Here come the hot dog men. Fuck, if they aren’t all foreign, all coming from lands with camels and beaches with black volcanic ash for sand or lands with wives with scarves up to the eyes, lands where love is through a hole in the bedsheet, lands where marriages are on hilltops, and goats, bell-necked, graze nearby. They are silent down the avenue except for the wheels of their carts and the slosh of the water their long skinny hot dogs float in. So early down the avenue there are hardly any cars, and they own the lanes, pushing their carts down the middle wearing sometimes three sweaters, their arms bulging in nubby hand-knitted yarns, their shoes sometimes not shoes, just sandals worn with socks, their hair greased or just greasy, the dandruff held tight behind bars of coarse strands of thick prickly hair at the napes of their cross-hatched necks.

I see them coming down the avenue from my fire escape, their cart umbrellas folded in. Their slow walk is like an amble through a still sleeping village alongside a donkeydrawn wooden-wheeled cart loaded with bundles of sticks for starting small fires.

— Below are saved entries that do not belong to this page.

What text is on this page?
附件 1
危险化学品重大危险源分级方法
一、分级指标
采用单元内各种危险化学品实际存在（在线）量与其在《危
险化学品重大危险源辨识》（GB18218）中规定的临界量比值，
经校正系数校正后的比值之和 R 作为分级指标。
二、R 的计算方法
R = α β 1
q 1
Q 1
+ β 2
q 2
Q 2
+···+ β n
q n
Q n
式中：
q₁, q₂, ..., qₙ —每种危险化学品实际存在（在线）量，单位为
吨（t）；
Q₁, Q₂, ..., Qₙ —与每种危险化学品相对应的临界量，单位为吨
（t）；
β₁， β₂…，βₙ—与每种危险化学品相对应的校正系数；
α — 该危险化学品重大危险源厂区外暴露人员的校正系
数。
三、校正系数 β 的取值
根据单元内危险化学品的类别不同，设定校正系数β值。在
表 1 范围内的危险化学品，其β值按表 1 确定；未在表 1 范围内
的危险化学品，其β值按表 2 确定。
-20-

I know the one walking past the Charlie Bar across the street. He is named John. He gives me a Hershey from the bin at the bottom that stores the spongy buns. In summer I sit on his lap when it is slow, and morning, and eat the Hershey while I feel his fingers creeping up my waist and to my tits. Meanwhile, the hot dogs boil, the sauerkraut warms, and the sodas cool on ice.

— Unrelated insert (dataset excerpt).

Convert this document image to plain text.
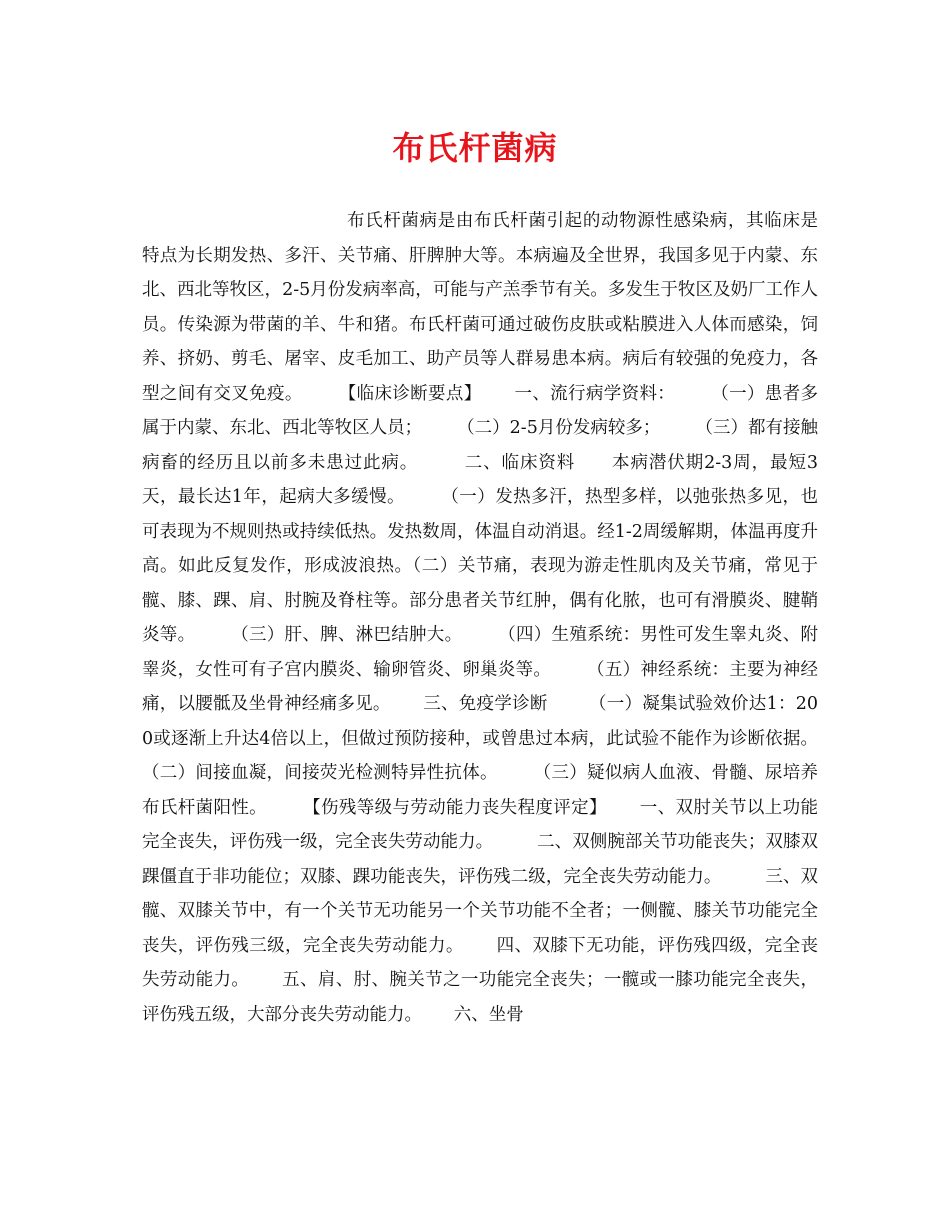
布氏杆菌病

布氏杆菌病是由布氏杆菌引起的动物源性感染病，其临床是特点为长期发热、多汗、关节痛、肝脾肿大等。本病遍及全世界，我国多见于内蒙、东北、西北等牧区，2-5月份发病率高，可能与产羔季节有关。多发生于牧区及奶厂工作人员。传染源为带菌的羊、牛和猪。布氏杆菌可通过破伤皮肤或粘膜进入人体而感染，饲养、挤奶、剪毛、屠宰、皮毛加工、助产员等人群易患本病。病后有较强的免疫力，各型之间有交叉免疫。　　　【临床诊断要点】　　 一、流行病学资料：　　　（一）患者多属于内蒙、东北、西北等牧区人员；　　　（二）2-5月份发病较多；　　　（三）都有接触病畜的经历且以前多未患过此病。　　　二、临床资料　　本病潜伏期2-3周，最短3天，最长达1年，起病大多缓慢。　　　（一）发热多汗，热型多样，以弛张热多见，也可表现为不规则热或持续低热。发热数周，体温自动消退。经1-2周缓解期，体温再度升高。如此反复发作，形成波浪热。（二）关节痛，表现为游走性肌肉及关节痛，常见于髋、膝、踝、肩、肘腕及脊柱等。部分患者关节红肿，偶有化脓，也可有滑膜炎、腱鞘炎等。　　　（三）肝、脾、淋巴结肿大。　　　（四）生殖系统：男性可发生睾丸炎、附睾炎，女性可有子宫内膜炎、输卵管炎、卵巢炎等。　　　（五）神经系统：主要为神经痛，以腰骶及坐骨神经痛多见。　　 三、免疫学诊断　　 （一）凝集试验效价达1：200或逐渐上升达4倍以上，但做过预防接种，或曾患过本病，此试验不能作为诊断依据。（二）间接血凝，间接荧光检测特异性抗体。　　　（三）疑似病人血液、骨髓、尿培养布氏杆菌阳性。　　　【伤残等级与劳动能力丧失程度评定】　　 一、双肘关节以上功能完全丧失，评伤残一级，完全丧失劳动能力。　　　二、双侧腕部关节功能丧失；双膝双踝僵直于非功能位；双膝、踝功能丧失，评伤残二级，完全丧失劳动能力。　　　三、双髋、双膝关节中，有一个关节无功能另一个关节功能不全者；一侧髋、膝关节功能完全丧失，评伤残三级，完全丧失劳动能力。　　 四、双膝下无功能，评伤残四级，完全丧失劳动能力。　　 五、肩、肘、腕关节之一功能完全丧失；一髋或一膝功能完全丧失，评伤残五级，大部分丧失劳动能力。　　 六、坐骨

John doesn’t have front teeth. He says it’s from eating rocks baked in bread where he comes from. He takes pictures of me with a camera he wears around his neck and shows me them developed. Bad pictures where the sun is behind me and I’m a whoosh of bright light, or under a park bush, too dark to be seen, maybe just my leg on the dirt that is patted-down park dirt, run over by rats at night and where minty gum wrapper is thrown throughout the day.